2985 Sayılı Toplu Konut Kanunu’nun temel amacı, konut sorununu çözmek ve plansız yapılaşmayı önlemektir. Bu kanun, gecekonduların dönüştürülmesi ve daha düşük maliyetli konutların üretilmesini teşvik eder. Belediyelere ve Toplu Konut İdaresi’ne (TOKİ) kentsel dönüşüm projeleri geliştirme yetkisi vermiştir. Bu sayede, kaçak ve plansız yapılaşmanın önüne geçilerek sağlıklı, güvenli yaşam alanları yaratılması amaçlanmıştır.

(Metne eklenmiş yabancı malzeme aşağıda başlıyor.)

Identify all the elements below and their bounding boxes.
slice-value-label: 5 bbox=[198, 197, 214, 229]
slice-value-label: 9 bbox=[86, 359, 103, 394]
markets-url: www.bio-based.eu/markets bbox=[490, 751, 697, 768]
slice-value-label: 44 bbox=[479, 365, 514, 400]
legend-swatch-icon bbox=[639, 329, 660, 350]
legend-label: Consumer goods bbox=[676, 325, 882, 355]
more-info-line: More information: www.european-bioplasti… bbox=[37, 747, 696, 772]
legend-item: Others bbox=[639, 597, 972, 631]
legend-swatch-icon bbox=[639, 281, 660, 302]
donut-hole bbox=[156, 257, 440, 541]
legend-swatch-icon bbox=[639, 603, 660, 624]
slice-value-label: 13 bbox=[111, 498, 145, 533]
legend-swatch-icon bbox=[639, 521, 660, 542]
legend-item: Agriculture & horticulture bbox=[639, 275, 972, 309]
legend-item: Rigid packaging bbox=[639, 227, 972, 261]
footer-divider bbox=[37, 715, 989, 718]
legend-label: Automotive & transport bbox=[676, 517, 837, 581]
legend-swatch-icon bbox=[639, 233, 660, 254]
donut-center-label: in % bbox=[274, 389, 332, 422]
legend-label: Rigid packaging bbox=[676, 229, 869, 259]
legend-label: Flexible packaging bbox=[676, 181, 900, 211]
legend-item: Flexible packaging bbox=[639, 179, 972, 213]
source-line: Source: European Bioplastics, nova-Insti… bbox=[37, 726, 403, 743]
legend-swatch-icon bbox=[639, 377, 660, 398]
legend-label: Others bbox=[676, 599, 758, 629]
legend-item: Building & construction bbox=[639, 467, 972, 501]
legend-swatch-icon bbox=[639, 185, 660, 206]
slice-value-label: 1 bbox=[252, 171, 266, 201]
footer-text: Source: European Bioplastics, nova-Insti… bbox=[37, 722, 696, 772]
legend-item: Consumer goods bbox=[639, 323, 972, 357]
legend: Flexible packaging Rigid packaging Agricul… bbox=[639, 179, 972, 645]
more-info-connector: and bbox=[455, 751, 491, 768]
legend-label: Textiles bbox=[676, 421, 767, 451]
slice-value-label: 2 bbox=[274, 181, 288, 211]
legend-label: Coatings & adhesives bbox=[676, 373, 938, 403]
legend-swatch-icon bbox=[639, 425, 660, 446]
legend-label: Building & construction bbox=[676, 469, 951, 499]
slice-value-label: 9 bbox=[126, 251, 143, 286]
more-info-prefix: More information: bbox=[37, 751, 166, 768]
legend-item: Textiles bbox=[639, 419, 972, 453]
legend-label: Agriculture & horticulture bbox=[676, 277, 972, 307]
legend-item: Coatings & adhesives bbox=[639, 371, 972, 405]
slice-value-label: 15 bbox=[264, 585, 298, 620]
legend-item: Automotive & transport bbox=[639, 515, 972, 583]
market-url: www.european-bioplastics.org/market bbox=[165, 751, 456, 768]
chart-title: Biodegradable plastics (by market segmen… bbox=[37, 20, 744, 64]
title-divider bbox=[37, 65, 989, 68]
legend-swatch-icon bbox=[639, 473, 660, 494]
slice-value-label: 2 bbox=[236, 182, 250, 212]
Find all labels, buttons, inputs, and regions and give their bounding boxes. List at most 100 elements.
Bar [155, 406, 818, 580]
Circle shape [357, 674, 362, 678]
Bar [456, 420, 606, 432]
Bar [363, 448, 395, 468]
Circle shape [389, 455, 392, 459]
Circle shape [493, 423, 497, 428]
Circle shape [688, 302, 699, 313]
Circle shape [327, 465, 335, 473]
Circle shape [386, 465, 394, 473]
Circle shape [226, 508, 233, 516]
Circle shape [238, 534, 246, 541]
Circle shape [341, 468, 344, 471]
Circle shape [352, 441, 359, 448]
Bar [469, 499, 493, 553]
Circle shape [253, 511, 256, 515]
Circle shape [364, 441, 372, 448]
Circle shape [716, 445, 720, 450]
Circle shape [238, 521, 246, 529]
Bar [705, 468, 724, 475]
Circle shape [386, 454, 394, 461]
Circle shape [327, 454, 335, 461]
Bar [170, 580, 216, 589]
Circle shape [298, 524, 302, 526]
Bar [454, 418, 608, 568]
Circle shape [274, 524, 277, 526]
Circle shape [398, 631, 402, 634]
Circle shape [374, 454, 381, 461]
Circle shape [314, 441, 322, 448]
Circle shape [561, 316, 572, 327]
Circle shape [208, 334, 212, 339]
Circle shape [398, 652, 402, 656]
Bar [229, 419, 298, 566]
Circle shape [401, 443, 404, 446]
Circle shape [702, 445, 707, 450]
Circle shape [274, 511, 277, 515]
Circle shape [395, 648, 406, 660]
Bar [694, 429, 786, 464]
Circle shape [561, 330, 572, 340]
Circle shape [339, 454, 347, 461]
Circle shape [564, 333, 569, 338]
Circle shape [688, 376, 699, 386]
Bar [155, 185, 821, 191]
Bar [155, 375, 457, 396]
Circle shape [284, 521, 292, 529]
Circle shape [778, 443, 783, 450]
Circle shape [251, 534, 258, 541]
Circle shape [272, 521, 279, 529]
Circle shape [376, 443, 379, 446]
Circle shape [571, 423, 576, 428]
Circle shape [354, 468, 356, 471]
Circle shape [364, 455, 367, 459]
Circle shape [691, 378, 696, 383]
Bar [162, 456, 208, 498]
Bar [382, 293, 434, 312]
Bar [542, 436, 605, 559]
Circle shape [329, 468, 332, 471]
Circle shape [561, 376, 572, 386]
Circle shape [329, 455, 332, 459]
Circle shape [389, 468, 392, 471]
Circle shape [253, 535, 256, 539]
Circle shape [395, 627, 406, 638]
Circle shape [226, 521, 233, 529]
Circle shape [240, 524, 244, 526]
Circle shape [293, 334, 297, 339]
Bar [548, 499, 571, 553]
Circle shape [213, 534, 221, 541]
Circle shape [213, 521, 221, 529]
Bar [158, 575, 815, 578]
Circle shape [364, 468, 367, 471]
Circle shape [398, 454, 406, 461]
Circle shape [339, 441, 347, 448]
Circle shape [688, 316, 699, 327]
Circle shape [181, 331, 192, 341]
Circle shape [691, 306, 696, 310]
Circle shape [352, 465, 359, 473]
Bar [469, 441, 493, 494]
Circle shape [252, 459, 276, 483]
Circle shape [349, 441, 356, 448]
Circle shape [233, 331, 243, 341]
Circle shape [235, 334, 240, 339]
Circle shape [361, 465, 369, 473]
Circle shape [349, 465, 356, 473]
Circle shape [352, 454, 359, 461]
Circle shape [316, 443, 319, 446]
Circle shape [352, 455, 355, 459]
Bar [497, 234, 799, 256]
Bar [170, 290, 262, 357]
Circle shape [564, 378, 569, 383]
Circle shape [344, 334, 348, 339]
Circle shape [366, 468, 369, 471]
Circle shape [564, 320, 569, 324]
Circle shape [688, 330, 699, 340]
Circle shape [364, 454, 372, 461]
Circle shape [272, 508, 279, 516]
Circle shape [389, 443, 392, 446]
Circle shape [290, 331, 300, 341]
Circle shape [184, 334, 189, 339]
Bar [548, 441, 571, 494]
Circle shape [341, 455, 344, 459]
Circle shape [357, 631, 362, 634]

Bu Kanun, tarihi ve kültürel değerlerin korunmasını ve yenilenmesini amaçlar. Yerel yönetimlere, bu değerlerin korunması ve restorasyonu konusunda geniş yetkiler tanır. Kentsel dönüşüm süreçlerinde tarihi eserlerin korunması ve sağlıklı bir şekilde yeniden yapılandırılması açısından önem taşır.
5393 Sayılı Belediye Kanunu’nun 73. maddesi, belediyelere kentsel dönüşüm projelerini yürütme yetkisi tanımaktadır. Bu madde kapsamında belediyeler, eskiyen yapıların restore edilmesi, konut, ticaret, sanayi bölgeleri, teknoloji parkları gibi alanların yeniden düzenlenmesini sağlar. Belediyelere geniş takdir yetkisi verilmesi, bu yetkilerin kötüye kullanılma riskini beraberinde getirmiştir. Bu bağlamda, bazı uygulamaların hukuki ve toplumsal sorunlara yol açabileceği endişeleri mevcuttur.
6306 Sayılı Kanun, afet riski altındaki alanların iyileştirilmesi, tasfiye edilmesi ve güvenli yaşam alanlarının oluşturulmasını amaçlar. Bu yasa, riskli alanların ya da yapıların dönüştürülmesinde, idarenin çok geniş yetkilere sahip olduğunu ortaya koymaktadır. Ancak, bu yetkilerle birlikte mal sahiplerinin rızası olmadan dönüşüm yapılması ve kamulaştırma yoluyla mülkiyet haklarına müdahale edilmesi hukuki açıdan tartışmalı hale gelmiştir. Hukuki olarak, geniş yetkiler tanınmasının hak ihlallerine yol açabileceği eleştirilmektedir.
Bu düzenlemeler, kentsel dönüşüm sürecinde çeşitli hukuki sorunları da beraberinde getirmiştir.
Kentsel dönüşüm süreçlerinin hukuki çerçevesi, toplumsal fayda ve mülkiyet haklarının korunması arasında hassas bir denge kurulmasını zorunlu kılmaktadır. Bu düzenlemelerle hem fiziki hem de hukuki sorunların çözülmesi, hem şehirlerin yenilenmesi hem de bireysel hakların korunması açısından büyük önem taşımaktadır.